Obviamente, não. Se fosse assim, homens como Walt Disney, Einstein, Thomas Edison, Steven Spielberg, Louis Pasteur, apresentados em livros e congressos médicos como portadores de distúrbio de atenção, teriam sido improdutivos. Já que o país está cada vez mais preocupado com os estarrecedores indicadores de violência e de educação, deveríamos olhar com mais atenção para doenças que podem produzir marginais e alunos incapazes de aprender.
Suponhamos que os problemas psicológicos, incluindo não só os distúrbios de atenção, a hiperatividade e a dislexia mas também a depressão e a ansiedade, atinjam 20% dos estudantes. Qualquer psiquiatra diria que eu estou sendo demasiadamente otimista, mas deixemos assim.
Suponhamos também que, como indicam muitas pesquisas científicas, 30% deles tenham verminoses, asma crônica, rinite alérgica, anemia por falta de ferro, deficiências visuais e olfativas. Mais uma vez, estou sendo otimista na porcentagem. Só os problemas respiratórios, como a asma, atingem mais de 15% dessa população.

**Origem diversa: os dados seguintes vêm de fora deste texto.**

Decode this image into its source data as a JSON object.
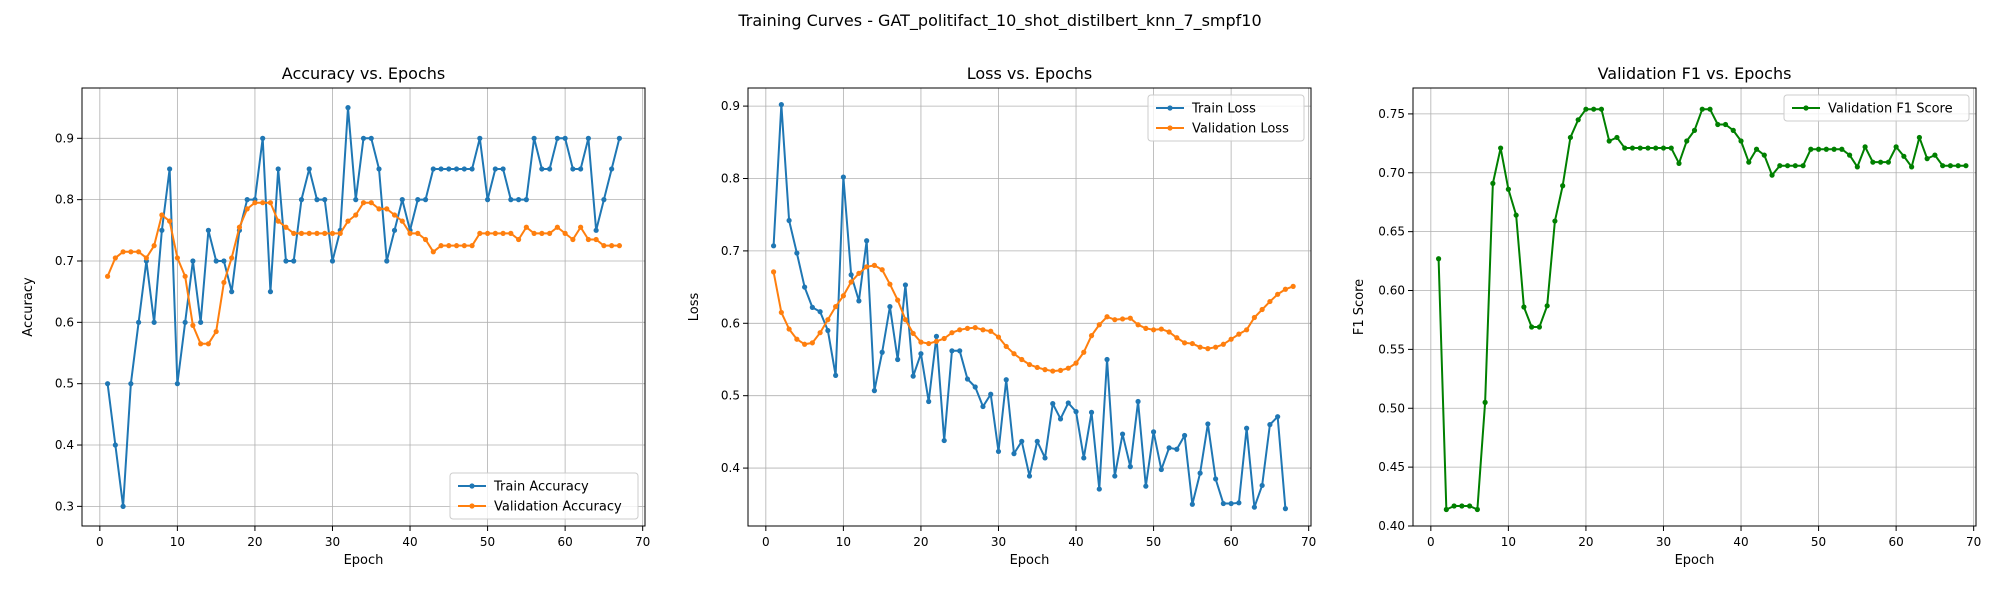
{
  "figure": {
    "title": "Training Curves - GAT_politifact_10_shot_distilbert_knn_7_smpf10"
  },
  "chart_data": [
    {
      "type": "line",
      "title": "Accuracy vs. Epochs",
      "xlabel": "Epoch",
      "ylabel": "Accuracy",
      "xlim": [
        -2.3,
        70.3
      ],
      "ylim": [
        0.268,
        0.982
      ],
      "xticks": [
        0,
        10,
        20,
        30,
        40,
        50,
        60,
        70
      ],
      "yticks": [
        0.3,
        0.4,
        0.5,
        0.6,
        0.7,
        0.8,
        0.9
      ],
      "ytick_decimals": 1,
      "grid": true,
      "legend": "lower-right",
      "x_start": 1,
      "series": [
        {
          "name": "Train Accuracy",
          "color": "#1f77b4",
          "values": [
            0.5,
            0.4,
            0.3,
            0.5,
            0.6,
            0.7,
            0.6,
            0.75,
            0.85,
            0.5,
            0.6,
            0.7,
            0.6,
            0.75,
            0.7,
            0.7,
            0.65,
            0.75,
            0.8,
            0.8,
            0.9,
            0.65,
            0.85,
            0.7,
            0.7,
            0.8,
            0.85,
            0.8,
            0.8,
            0.7,
            0.75,
            0.95,
            0.8,
            0.9,
            0.9,
            0.85,
            0.7,
            0.75,
            0.8,
            0.75,
            0.8,
            0.8,
            0.85,
            0.85,
            0.85,
            0.85,
            0.85,
            0.85,
            0.9,
            0.8,
            0.85,
            0.85,
            0.8,
            0.8,
            0.8,
            0.9,
            0.85,
            0.85,
            0.9,
            0.9,
            0.85,
            0.85,
            0.9,
            0.75,
            0.8,
            0.85,
            0.9
          ]
        },
        {
          "name": "Validation Accuracy",
          "color": "#ff7f0e",
          "values": [
            0.675,
            0.705,
            0.715,
            0.715,
            0.715,
            0.705,
            0.725,
            0.775,
            0.765,
            0.705,
            0.675,
            0.595,
            0.565,
            0.565,
            0.585,
            0.665,
            0.705,
            0.755,
            0.785,
            0.795,
            0.795,
            0.795,
            0.765,
            0.755,
            0.745,
            0.745,
            0.745,
            0.745,
            0.745,
            0.745,
            0.745,
            0.765,
            0.775,
            0.795,
            0.795,
            0.785,
            0.785,
            0.775,
            0.765,
            0.745,
            0.745,
            0.735,
            0.715,
            0.725,
            0.725,
            0.725,
            0.725,
            0.725,
            0.745,
            0.745,
            0.745,
            0.745,
            0.745,
            0.735,
            0.755,
            0.745,
            0.745,
            0.745,
            0.755,
            0.745,
            0.735,
            0.755,
            0.735,
            0.735,
            0.725,
            0.725,
            0.725
          ]
        }
      ]
    },
    {
      "type": "line",
      "title": "Loss vs. Epochs",
      "xlabel": "Epoch",
      "ylabel": "Loss",
      "xlim": [
        -2.3,
        70.3
      ],
      "ylim": [
        0.32,
        0.925
      ],
      "xticks": [
        0,
        10,
        20,
        30,
        40,
        50,
        60,
        70
      ],
      "yticks": [
        0.4,
        0.5,
        0.6,
        0.7,
        0.8,
        0.9
      ],
      "ytick_decimals": 1,
      "grid": true,
      "legend": "upper-right",
      "x_start": 1,
      "series": [
        {
          "name": "Train Loss",
          "color": "#1f77b4",
          "values": [
            0.707,
            0.902,
            0.742,
            0.697,
            0.65,
            0.622,
            0.616,
            0.59,
            0.528,
            0.802,
            0.667,
            0.631,
            0.714,
            0.507,
            0.56,
            0.623,
            0.55,
            0.653,
            0.527,
            0.558,
            0.492,
            0.582,
            0.438,
            0.562,
            0.562,
            0.523,
            0.512,
            0.485,
            0.502,
            0.423,
            0.522,
            0.42,
            0.437,
            0.389,
            0.437,
            0.414,
            0.489,
            0.468,
            0.49,
            0.478,
            0.414,
            0.477,
            0.371,
            0.55,
            0.389,
            0.447,
            0.402,
            0.492,
            0.375,
            0.45,
            0.398,
            0.428,
            0.426,
            0.445,
            0.35,
            0.393,
            0.461,
            0.385,
            0.351,
            0.351,
            0.352,
            0.455,
            0.346,
            0.376,
            0.46,
            0.471,
            0.344
          ]
        },
        {
          "name": "Validation Loss",
          "color": "#ff7f0e",
          "values": [
            0.671,
            0.615,
            0.592,
            0.578,
            0.571,
            0.573,
            0.587,
            0.605,
            0.623,
            0.638,
            0.657,
            0.669,
            0.678,
            0.68,
            0.674,
            0.654,
            0.632,
            0.605,
            0.586,
            0.574,
            0.572,
            0.575,
            0.579,
            0.587,
            0.591,
            0.593,
            0.594,
            0.591,
            0.589,
            0.581,
            0.568,
            0.558,
            0.55,
            0.543,
            0.539,
            0.536,
            0.534,
            0.535,
            0.538,
            0.545,
            0.56,
            0.583,
            0.598,
            0.609,
            0.605,
            0.606,
            0.607,
            0.598,
            0.593,
            0.591,
            0.592,
            0.588,
            0.58,
            0.573,
            0.572,
            0.567,
            0.565,
            0.567,
            0.571,
            0.578,
            0.585,
            0.591,
            0.608,
            0.619,
            0.63,
            0.64,
            0.647,
            0.651
          ]
        }
      ]
    },
    {
      "type": "line",
      "title": "Validation F1 vs. Epochs",
      "xlabel": "Epoch",
      "ylabel": "F1 Score",
      "xlim": [
        -2.3,
        70.3
      ],
      "ylim": [
        0.4,
        0.772
      ],
      "xticks": [
        0,
        10,
        20,
        30,
        40,
        50,
        60,
        70
      ],
      "yticks": [
        0.4,
        0.45,
        0.5,
        0.55,
        0.6,
        0.65,
        0.7,
        0.75
      ],
      "ytick_decimals": 2,
      "grid": true,
      "legend": "upper-right",
      "x_start": 1,
      "series": [
        {
          "name": "Validation F1 Score",
          "color": "#008000",
          "values": [
            0.627,
            0.414,
            0.417,
            0.417,
            0.417,
            0.414,
            0.505,
            0.691,
            0.721,
            0.686,
            0.664,
            0.586,
            0.569,
            0.569,
            0.587,
            0.659,
            0.689,
            0.73,
            0.745,
            0.754,
            0.754,
            0.754,
            0.727,
            0.73,
            0.721,
            0.721,
            0.721,
            0.721,
            0.721,
            0.721,
            0.721,
            0.708,
            0.727,
            0.736,
            0.754,
            0.754,
            0.741,
            0.741,
            0.736,
            0.727,
            0.709,
            0.72,
            0.715,
            0.698,
            0.706,
            0.706,
            0.706,
            0.706,
            0.72,
            0.72,
            0.72,
            0.72,
            0.72,
            0.715,
            0.705,
            0.722,
            0.709,
            0.709,
            0.709,
            0.722,
            0.714,
            0.705,
            0.73,
            0.712,
            0.715,
            0.706,
            0.706,
            0.706,
            0.706
          ]
        }
      ]
    }
  ]
}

Na melhor das hipóteses, temos o seguinte: para cada dez estudantes, três terão dificuldades de aprender por causa não do professor ou da qualidade de ensino, mas de uma deficiência física ou psicológica.

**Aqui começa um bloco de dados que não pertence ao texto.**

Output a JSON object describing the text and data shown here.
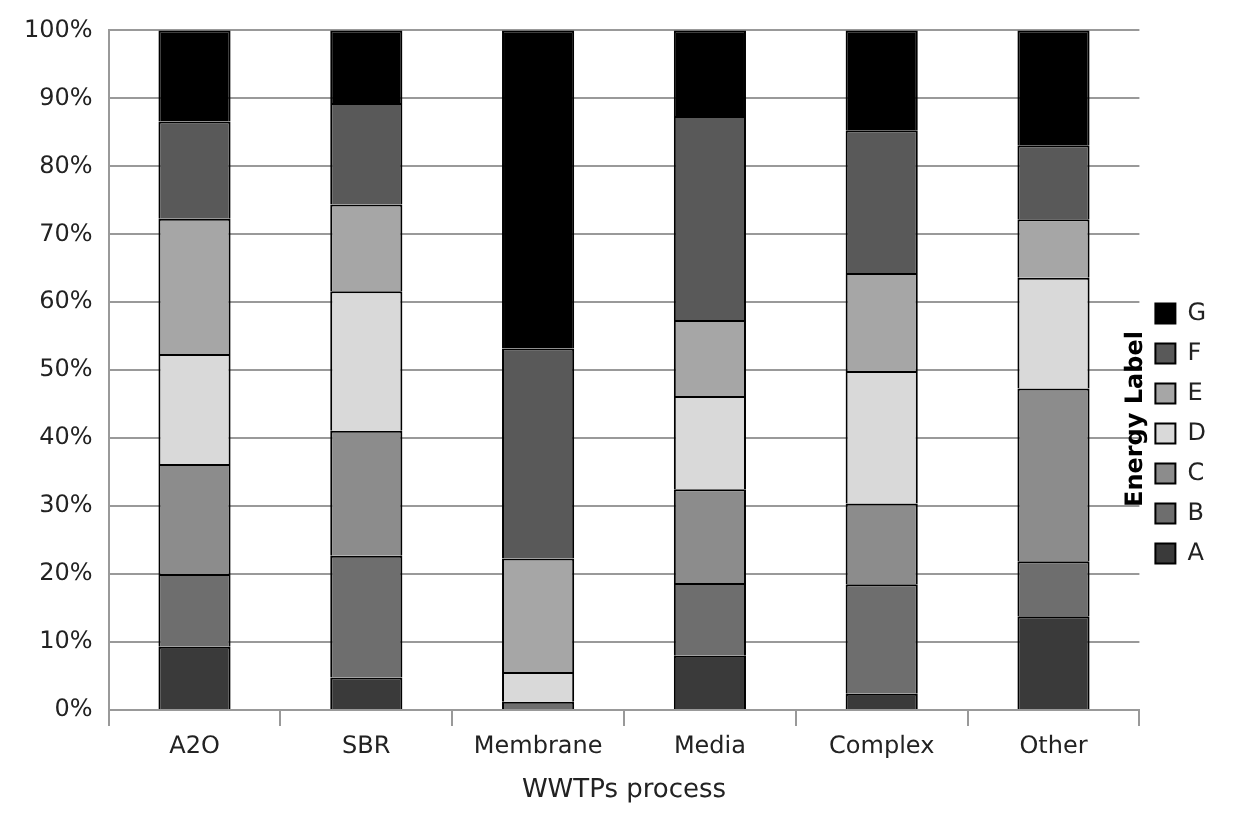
{
  "chart_data": {
    "type": "bar",
    "stacked": true,
    "xlabel": "WWTPs process",
    "legend_title": "Energy Label",
    "legend": "right",
    "grid": "y",
    "categories": [
      "A2O",
      "SBR",
      "Membrane",
      "Media",
      "Complex",
      "Other"
    ],
    "ylim": [
      0,
      100
    ],
    "yticks": [
      {
        "value": 0,
        "label": "0%"
      },
      {
        "value": 10,
        "label": "10%"
      },
      {
        "value": 20,
        "label": "20%"
      },
      {
        "value": 30,
        "label": "30%"
      },
      {
        "value": 40,
        "label": "40%"
      },
      {
        "value": 50,
        "label": "50%"
      },
      {
        "value": 60,
        "label": "60%"
      },
      {
        "value": 70,
        "label": "70%"
      },
      {
        "value": 80,
        "label": "80%"
      },
      {
        "value": 90,
        "label": "90%"
      },
      {
        "value": 100,
        "label": "100%"
      }
    ],
    "series": [
      {
        "name": "A",
        "color": "#3a3a3a",
        "values": [
          9.3,
          4.8,
          0,
          8.0,
          2.4,
          13.8
        ]
      },
      {
        "name": "B",
        "color": "#6e6e6e",
        "values": [
          10.7,
          17.9,
          1.2,
          10.7,
          16.1,
          8.1
        ]
      },
      {
        "name": "C",
        "color": "#8c8c8c",
        "values": [
          16.2,
          18.4,
          0,
          13.8,
          11.9,
          25.4
        ]
      },
      {
        "name": "D",
        "color": "#d9d9d9",
        "values": [
          16.2,
          20.5,
          4.4,
          13.7,
          19.5,
          16.3
        ]
      },
      {
        "name": "E",
        "color": "#a6a6a6",
        "values": [
          19.9,
          12.8,
          16.7,
          11.2,
          14.4,
          8.6
        ]
      },
      {
        "name": "F",
        "color": "#595959",
        "values": [
          14.3,
          14.9,
          30.9,
          30.0,
          21.0,
          10.9
        ]
      },
      {
        "name": "G",
        "color": "#000000",
        "values": [
          13.4,
          10.7,
          46.8,
          12.6,
          14.7,
          16.9
        ]
      }
    ]
  }
}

Os filhos de famílias mais ricas, quando apresentam problemas de aprendizado, recebem tratamento médico e psicológico, além de aulas de reforço com professores particulares. Em geral, os colégios de elite são compreensivos e os ajudam a prosperar, entendendo o seu ritmo; os estudantes que, ainda assim, não conseguem acompanhar o ritmo das aulas mudam de escola antes da repetência.
Em sua maioria, eles amadurecem, descobrem um talento e, graças a todo esse apoio, aprendem a se virar sozinhos.
Já os mais pobres vão se degradando nas suas doenças e entram num círculo vicioso: não conseguem reter a informação, são desprezados, perdem a autoconfiança e passam a acreditar que são mesmo “burros”. Estudam em salas superlotadas, com professores desmotivados, que desenvolvem um currículo sem a menor conexão com o cotidiano. São poucas horas de aula, sem direito a reforço. A terapia encontrada para ajudá-los é fazê-los repetir o ano; pais e professores das crianças se unem para dar uma “lição” aos vagabundos.
Maria Mônica Bianchini, uma das pesquisadoras do Instituto de Psiquiatria da USP na Fundação Casa, afirma: “A baixa auto-estima pode significar abuso de drogas e álcool”. Gera-se mais um círculo vicioso -muita droga, pouca atenção. Isso não quer dizer que eles entrem necessariamente no crime, mas o fato é que recebem poucos estímulos para serem produtivos. Dependendo do lugar em que vivam e da família que tenham, o risco de delinqüência é gigantesco.
É, em poucas palavras, um massacre de inocentes. Prepara-se, assim, o campo para o surgimento dos analfabetos funcionais ou dos criminosos -ou das duas coisas juntas. A pesquisa do psiquiatra Arnaldo de Castro Palma mostra que, em Curitiba, 80% dos presos são analfabetos funcionais, uma quantidade igual à dos que apresentam distúrbios de aprendizagem como dislexia, déficit de atenção e hiperatividade.
Não é possível, assim, confiar na consistência de nenhum, rigorosamente nenhum, projeto de melhoria de ensino e de segurança que não leve em conta as questões da saúde psicológica e física no aprendizado.